The use of confidentiality clauses to stop public sector employees from voicing concerns about patient or child safety is “simply outrageous” and must be stopped, the Committee of Public Accounts said today.
In its report on the use of compromise agreements in the public sector, the committee said it had heard “shocking examples of using taxpayers’ money to pay off individuals who have flagged up concerns”.
Margaret Hodge MP, who chairs the committee, said: “We are deeply concerned about the use of compromise agreements and special severance payments to terminate employment in the public sector.
“It is clear that confidentiality clauses may have been used in compromise agreements to cover up failure, and this is simply outrageous.
“It is vital that people feel free to speak out to help prevent terrible tragedies or even deaths, and protecting the reputation of an organisation, such as the NHS, at the expense of public safety is unacceptable.”
The report looks at some high-profile cases where compromise agreements have been used to try to cover up wrongdoing or poor management – and to discourage whistleblowing.
In the Peter Connelly (Baby P) case, for example, a consultant working for Haringey Primary Care Trust (PCT) had flagged up concerns to senior management about understaffing and poor record keeping at St Ann’s clinic, part of Great Ormond Street Hospital.
Baby P died in 2007, just three days after being seen by a locum doctor at the same clinic.
It later emerged that, after the consultant raised her concerns, the PCT offered her £80,000 to leave.

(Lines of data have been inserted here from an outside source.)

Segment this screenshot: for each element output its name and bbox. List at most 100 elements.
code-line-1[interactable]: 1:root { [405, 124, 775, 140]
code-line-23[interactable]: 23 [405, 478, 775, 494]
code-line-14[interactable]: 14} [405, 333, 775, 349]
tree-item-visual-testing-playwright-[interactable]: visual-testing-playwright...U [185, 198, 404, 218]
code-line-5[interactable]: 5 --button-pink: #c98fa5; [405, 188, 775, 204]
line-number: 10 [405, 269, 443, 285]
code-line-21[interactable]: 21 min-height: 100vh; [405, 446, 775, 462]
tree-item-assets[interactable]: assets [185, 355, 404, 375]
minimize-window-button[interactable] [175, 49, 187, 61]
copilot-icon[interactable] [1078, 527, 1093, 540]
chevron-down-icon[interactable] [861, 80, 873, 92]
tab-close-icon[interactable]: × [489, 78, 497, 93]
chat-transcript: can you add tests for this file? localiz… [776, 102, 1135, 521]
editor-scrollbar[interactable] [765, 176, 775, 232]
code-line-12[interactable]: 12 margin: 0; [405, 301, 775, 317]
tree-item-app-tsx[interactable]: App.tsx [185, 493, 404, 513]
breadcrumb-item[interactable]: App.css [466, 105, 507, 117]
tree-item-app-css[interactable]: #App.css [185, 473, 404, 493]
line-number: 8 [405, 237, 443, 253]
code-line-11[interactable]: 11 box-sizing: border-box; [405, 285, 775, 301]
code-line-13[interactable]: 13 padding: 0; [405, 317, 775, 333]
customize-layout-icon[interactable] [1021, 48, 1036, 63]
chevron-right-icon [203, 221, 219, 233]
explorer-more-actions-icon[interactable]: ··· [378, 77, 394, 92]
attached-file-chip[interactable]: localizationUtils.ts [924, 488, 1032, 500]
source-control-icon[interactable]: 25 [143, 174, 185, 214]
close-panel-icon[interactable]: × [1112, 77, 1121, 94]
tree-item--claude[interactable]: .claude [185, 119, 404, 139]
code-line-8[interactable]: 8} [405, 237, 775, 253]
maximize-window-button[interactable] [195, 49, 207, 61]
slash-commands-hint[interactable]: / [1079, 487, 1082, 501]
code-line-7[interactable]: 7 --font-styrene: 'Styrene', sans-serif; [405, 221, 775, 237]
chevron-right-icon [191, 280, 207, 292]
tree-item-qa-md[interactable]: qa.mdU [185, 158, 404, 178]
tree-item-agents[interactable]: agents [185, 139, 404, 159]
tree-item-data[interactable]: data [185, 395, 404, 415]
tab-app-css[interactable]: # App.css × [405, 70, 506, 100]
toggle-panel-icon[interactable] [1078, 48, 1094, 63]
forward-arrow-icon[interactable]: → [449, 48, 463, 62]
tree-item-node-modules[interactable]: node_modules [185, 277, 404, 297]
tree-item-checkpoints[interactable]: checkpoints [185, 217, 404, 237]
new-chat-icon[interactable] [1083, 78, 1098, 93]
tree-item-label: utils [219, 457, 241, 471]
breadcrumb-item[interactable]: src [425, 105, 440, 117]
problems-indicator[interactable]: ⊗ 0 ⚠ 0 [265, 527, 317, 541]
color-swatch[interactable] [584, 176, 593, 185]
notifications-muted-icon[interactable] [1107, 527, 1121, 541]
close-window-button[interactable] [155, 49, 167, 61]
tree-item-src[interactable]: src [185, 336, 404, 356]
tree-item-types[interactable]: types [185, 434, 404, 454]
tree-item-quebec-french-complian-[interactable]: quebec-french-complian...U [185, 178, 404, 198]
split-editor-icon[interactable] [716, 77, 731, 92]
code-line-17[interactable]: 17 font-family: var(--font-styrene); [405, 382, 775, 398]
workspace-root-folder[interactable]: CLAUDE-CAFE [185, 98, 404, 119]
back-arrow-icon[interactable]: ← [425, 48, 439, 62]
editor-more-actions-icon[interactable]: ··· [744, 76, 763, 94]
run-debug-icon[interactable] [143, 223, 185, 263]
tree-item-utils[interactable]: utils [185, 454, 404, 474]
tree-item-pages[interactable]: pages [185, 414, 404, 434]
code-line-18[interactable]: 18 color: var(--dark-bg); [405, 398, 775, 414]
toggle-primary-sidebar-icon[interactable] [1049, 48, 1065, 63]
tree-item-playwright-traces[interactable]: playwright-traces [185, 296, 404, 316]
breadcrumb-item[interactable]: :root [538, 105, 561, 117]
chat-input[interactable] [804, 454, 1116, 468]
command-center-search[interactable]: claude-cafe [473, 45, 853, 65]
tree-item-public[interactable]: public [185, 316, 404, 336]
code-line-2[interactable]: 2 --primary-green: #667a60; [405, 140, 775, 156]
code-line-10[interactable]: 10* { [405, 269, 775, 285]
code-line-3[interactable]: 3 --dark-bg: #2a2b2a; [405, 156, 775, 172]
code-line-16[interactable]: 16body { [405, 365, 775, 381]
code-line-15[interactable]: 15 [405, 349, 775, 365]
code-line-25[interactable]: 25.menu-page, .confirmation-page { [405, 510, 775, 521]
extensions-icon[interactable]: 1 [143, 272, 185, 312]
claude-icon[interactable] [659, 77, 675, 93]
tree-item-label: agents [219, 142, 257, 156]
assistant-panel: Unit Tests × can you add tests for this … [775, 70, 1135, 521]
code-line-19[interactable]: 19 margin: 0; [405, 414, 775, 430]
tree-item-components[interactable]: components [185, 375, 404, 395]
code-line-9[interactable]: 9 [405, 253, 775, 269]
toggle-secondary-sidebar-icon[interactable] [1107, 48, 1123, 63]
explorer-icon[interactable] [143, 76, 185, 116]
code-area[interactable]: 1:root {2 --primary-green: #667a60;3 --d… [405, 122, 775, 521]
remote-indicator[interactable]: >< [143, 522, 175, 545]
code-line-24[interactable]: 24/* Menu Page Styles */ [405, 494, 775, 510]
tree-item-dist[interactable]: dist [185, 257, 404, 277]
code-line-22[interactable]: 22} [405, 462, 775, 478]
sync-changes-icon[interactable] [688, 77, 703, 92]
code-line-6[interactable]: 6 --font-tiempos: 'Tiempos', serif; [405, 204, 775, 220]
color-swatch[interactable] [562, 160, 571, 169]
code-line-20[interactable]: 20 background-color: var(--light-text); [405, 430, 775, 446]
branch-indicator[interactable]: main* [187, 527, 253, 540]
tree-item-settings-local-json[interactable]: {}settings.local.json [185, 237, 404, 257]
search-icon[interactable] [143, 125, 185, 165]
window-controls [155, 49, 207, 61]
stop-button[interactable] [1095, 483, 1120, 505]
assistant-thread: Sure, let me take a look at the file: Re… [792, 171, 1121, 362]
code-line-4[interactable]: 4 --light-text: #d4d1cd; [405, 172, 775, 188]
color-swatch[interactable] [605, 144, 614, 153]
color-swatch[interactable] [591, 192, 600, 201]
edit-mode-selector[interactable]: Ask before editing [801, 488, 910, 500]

When this was refused, the offer was increased to £120,000 and the trust advised her to sign a draft compromise agreement and take the money, or face dismissal.
The consultant refused and was eventually reinstated.
It is not uncommon for public and private sector bodies to use compromise (or settlement) agreements to terminate an employment contract and there is usually an associated special severance payment.
Public sector employers can decide whether to include confidentiality clauses, whereby the employee agrees to keep the facts surrounding their termination confidential. Around 88% of compromise agreements are thought to include a confidentiality clause, according to research by the National Audit Office.
A confidentially clause cannot legally be used to prevent someone from raising issues under the Public Interest Disclosure Act – otherwise known as whistleblowing.
“But people who have been offered, or accepted compromise agreements have clearly felt gagged,” said Hodge.
She added: “There is simply no way of knowing how many of these special severance payments have been made across the public sector – or whether the compromise agreements have been used to ‘gag’ employees. To date neither the Treasury nor individual departments have monitored this adequately.
“The end result here is the risk that public bodies reward failure just to avoid attracting unwelcome publicity. No one has taken responsibility for identifying early warnings of service failure.”
Bridget Robb, chief executive of the British Association of Social Workers, said: “Social workers have an ethical duty to advocate on behalf of service users, even if doing so puts them at odds with their employers.
“However, we need to acknowledge the risks whistleblowers face. In some cases it can mean the end of their careers.
“The current debate in the health service about developing the concept of a duty of candour and about how whistleblowers are treated across organisations needs to be extended to social work and social care, with employers held to public account for the way in which they put good practice and accountability at the core of their work.”
Government departments and their arm’s-length bodies must seek the Treasury’s approval in advance of making a special severance payment, but the Treasury does not approve payments by, for example, local government, the police, the BBC, and private sector providers of public services.
The committee said the Treasury must now take a more robust approach to the use of compromise agreements by the wider public sector and its private contractors.
The report’s recommendations include:
- The Cabinet Office should issue guidance on the appropriate use of compromise agreements and special severance payments.
- This guidance should explicitly require public sector organisations to secure approval from the Cabinet Office for all special severance payments and associated compromise agreements where they relate to cases of whistleblowing.
- Setting out standard terms and conditions to be used in compromise agreements, including a provision stating that nothing within the agreement shall prejudice employees’ rights under the Public Interest Disclosure Act.
- The Treasury should make clear what it expects from private sector employers when they enter into contracts to deliver publically funded services. This should include the expectation that staff working for private sector contractors are encouraged to raise matters of public interest.